Efficiency Optimization Scheme for Isolated Triple Active Bridge DC–DC Converter With Full Soft-Switching and Minimized RMS Current

Abstract

This article performs a comprehensive steady-state performance optimization for the isolated triple active bridge (TAB) dc–dc converter adopting the five-variable modulation (FVM) technique. First of all, a universal analytical model suitable for all the hardware conditions of the TAB converter is established using frequency-domain analysis method. Second, considering the influence of port voltages and the energy stored in parasitic capacitances, a simplified and accurate zero-voltage switching (ZVS) constraint is derived without complicated condition judgments. Based on this, aiming at reducing the overall system losses, a comprehensive efficiency optimization modulation scheme with FVM is proposed in this article.

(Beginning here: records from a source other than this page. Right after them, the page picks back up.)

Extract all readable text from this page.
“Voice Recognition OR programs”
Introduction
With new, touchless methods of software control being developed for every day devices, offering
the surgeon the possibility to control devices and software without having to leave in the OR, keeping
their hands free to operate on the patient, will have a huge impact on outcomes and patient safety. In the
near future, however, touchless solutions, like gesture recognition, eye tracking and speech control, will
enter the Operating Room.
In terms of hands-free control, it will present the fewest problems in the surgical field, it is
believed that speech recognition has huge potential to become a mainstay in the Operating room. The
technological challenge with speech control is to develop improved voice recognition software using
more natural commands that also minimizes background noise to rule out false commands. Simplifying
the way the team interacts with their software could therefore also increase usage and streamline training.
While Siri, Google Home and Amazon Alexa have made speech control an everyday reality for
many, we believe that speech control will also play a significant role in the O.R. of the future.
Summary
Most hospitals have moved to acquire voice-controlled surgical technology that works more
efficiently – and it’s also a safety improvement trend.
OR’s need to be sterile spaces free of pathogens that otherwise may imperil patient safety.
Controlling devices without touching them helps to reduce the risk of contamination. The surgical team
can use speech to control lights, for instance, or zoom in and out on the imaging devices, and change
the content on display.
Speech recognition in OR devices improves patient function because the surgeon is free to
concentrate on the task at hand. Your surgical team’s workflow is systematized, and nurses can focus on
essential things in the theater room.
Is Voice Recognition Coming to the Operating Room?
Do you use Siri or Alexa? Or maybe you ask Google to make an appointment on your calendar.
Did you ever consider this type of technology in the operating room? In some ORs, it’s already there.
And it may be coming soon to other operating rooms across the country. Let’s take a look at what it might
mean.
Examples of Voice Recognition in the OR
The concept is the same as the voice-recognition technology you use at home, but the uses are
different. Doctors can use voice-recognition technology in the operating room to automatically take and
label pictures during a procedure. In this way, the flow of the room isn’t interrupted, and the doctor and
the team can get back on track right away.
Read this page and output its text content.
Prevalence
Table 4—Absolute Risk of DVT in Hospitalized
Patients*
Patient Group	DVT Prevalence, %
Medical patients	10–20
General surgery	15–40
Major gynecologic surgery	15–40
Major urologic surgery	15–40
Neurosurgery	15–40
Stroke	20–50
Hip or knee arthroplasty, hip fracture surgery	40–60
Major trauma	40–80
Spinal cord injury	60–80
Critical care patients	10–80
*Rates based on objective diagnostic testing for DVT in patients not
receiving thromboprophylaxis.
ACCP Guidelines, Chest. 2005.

Distinct from the previous optimization methods, the proposed scheme is not only a multiobjective optimization with minimized circulating current level and full-ZVS operation. It is also a generic optimization scheme covering all the five operation modes, and there is no individual optimization for each mode, which greatly simplifies difficulty of implementation. Afterward, to overcome the cumbersome optimization process, an advanced particle swarm optimization algorithm is used to seek the global optimal operating point in the entire power flowing range. Extensive simulation is carried out using MATLAB/Simulink. And the steady-state characteristics of the proposed scheme are fully compared with the traditional phase shift modulation method. Finally, a 1.2 kW laboratory platform is built. A significant efficiency improvement under light-load condition up to 21% is achieved, which substantiates the feasibility of the proposed optimization scheme.